— Да, милорд.
— Хм. Пусть будет, как будет. Будешь мне время от времени докладывать…
Через неделю кончились листья, но Сашка уже пошел на поправку. Он все реже и реже впадал в забытье, прорезался аппетит. После полутора лет мучной, почти однообразной пищи, еда, которой кормил его с рук Эйгель, казалась нежнейшим деликатесом. Тем временем Унни привез еще двадцать листочков. Управляющий при этом предусмотрительно не появлялся, делал вид, что про листья ничего не знает.

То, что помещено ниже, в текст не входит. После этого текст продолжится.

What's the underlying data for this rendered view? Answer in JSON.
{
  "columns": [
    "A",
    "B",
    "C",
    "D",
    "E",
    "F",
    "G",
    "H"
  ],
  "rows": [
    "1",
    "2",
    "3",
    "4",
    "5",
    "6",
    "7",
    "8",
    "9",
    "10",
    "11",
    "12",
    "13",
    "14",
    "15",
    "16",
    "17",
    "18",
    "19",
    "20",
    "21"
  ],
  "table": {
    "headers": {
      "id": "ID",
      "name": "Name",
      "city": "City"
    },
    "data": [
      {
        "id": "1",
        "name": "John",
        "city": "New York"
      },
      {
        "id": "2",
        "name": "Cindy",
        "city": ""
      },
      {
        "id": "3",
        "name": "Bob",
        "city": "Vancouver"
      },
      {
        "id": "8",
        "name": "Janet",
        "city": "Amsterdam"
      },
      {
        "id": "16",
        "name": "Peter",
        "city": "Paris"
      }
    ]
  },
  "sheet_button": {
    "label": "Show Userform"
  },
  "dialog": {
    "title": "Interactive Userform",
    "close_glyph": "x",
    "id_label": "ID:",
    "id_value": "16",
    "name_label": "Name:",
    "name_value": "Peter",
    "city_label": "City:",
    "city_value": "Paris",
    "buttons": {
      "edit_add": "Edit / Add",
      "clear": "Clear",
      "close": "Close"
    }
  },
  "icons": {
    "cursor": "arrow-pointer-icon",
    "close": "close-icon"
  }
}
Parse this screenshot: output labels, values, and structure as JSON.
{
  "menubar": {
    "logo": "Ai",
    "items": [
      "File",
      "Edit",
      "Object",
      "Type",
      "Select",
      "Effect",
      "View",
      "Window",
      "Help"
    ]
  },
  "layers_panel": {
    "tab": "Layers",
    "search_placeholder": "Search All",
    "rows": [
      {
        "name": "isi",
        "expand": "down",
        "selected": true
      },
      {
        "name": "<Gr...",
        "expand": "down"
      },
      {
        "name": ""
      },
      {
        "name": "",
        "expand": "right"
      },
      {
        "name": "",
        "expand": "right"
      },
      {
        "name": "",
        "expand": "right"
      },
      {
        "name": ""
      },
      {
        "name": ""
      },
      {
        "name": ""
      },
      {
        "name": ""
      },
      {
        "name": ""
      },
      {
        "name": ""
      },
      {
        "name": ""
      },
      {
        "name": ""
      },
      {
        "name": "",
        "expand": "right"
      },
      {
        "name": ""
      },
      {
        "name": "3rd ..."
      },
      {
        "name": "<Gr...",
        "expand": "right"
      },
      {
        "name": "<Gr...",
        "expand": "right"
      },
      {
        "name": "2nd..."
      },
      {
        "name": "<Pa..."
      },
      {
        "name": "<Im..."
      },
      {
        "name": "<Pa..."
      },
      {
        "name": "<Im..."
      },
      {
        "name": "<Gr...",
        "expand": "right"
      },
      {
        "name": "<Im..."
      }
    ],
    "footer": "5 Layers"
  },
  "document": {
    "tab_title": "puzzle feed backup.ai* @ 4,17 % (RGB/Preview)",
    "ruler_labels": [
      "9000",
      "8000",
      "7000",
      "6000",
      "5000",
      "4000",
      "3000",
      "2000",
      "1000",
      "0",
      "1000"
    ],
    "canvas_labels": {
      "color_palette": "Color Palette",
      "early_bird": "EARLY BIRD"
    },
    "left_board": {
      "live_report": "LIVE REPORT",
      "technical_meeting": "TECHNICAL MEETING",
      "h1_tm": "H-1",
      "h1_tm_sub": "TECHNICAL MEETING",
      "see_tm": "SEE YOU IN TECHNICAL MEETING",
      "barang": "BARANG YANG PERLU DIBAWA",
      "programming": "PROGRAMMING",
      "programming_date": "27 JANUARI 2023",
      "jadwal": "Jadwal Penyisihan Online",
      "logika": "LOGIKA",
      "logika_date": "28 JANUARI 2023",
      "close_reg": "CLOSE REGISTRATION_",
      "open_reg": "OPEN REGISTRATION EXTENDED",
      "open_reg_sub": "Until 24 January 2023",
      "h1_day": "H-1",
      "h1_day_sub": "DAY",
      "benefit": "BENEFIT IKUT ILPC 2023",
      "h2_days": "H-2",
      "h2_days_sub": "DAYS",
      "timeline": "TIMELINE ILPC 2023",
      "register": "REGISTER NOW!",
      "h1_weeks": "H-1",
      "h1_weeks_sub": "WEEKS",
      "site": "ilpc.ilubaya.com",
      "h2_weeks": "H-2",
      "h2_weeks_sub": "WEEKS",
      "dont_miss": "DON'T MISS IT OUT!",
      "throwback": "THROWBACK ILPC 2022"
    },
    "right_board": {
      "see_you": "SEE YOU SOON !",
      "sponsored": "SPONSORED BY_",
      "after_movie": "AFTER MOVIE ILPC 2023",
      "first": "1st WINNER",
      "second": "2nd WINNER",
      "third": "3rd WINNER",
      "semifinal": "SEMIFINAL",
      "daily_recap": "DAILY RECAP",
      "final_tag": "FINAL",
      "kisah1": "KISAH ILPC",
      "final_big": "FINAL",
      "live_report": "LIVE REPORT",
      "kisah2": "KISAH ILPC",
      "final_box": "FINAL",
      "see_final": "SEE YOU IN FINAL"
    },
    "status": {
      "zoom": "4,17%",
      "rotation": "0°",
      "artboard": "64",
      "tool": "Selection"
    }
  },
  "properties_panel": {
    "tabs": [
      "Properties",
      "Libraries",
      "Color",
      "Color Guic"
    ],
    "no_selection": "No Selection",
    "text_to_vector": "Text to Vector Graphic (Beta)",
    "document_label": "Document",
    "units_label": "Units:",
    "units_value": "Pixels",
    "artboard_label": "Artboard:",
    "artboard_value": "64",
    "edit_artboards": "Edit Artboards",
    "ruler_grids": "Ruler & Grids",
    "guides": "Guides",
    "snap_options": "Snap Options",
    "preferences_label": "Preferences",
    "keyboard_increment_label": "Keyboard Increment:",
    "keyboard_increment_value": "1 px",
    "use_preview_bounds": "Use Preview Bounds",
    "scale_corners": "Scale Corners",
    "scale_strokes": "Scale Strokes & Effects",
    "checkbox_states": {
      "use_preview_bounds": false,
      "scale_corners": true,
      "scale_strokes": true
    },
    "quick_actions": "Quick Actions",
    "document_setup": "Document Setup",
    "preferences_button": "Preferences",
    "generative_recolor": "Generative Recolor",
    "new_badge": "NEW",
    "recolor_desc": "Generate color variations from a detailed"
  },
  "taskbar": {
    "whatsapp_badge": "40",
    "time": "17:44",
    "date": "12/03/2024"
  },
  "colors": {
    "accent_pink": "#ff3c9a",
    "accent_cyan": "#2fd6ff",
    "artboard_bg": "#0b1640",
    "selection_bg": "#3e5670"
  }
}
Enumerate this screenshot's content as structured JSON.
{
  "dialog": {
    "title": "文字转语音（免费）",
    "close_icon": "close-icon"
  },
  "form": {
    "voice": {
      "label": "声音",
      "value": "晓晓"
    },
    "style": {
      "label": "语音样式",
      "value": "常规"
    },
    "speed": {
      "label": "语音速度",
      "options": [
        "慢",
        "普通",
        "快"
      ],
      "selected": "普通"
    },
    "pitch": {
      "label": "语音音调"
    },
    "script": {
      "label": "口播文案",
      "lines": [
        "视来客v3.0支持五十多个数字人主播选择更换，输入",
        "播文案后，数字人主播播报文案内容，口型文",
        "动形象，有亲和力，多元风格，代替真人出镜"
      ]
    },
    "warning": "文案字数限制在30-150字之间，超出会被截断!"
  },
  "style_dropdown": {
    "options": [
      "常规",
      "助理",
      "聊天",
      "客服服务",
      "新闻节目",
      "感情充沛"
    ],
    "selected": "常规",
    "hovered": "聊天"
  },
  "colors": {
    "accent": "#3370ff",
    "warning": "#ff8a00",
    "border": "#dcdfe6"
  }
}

А вот спина заживала медленно и даже листья плохо обезболивали, когда он пытался пошевелиться.
— Что, спина страшная?
— Да уж, такого не видел. Все запекшееся, только вокруг клейма почти не тронуто. Карим специально клеймо не трогал.
— Вот и клеймо сгодилось. Шутка у меня такая.
— Ты еще и шутишь?
— А что остается делать?
— Может быть, ты и прав. Жив остался, теперь все хорошо будет.
— Ты уверен?
— Конечно. Брат своего добился, тебя наказал. Теперь отпустить должен.
— Наивный ты, Эйгель.
— Почему?
— Не отпустит. Это только отсрочка. Это как игра в кошки — мышки.
— Что за игра?
— Кошка поймает мышку. Немного отпустит, та обрадуется, что свободна, бросится бежать и снова к кошке в лапы. Вот так и играет, пока не надоест. Надоест — съест.
— Нет, мой брат не такой.
— Не такой? И пятьдесят плетей, а не тридцать.
— Но это же я двадцать добавил. Я же не знал, что они к тридцати идут. Думал, что всего двадцать.
— А твой брат не думал, он знал. И играл с тобой, хотел тебя поймать. И поймал.
— Нет. Не так. Просто ты оскорбил его и наш род. Как тебе это вообще в голову взбрело? И плетей за это ты заслужил. Но не так сильно, мой брат слишком жесток.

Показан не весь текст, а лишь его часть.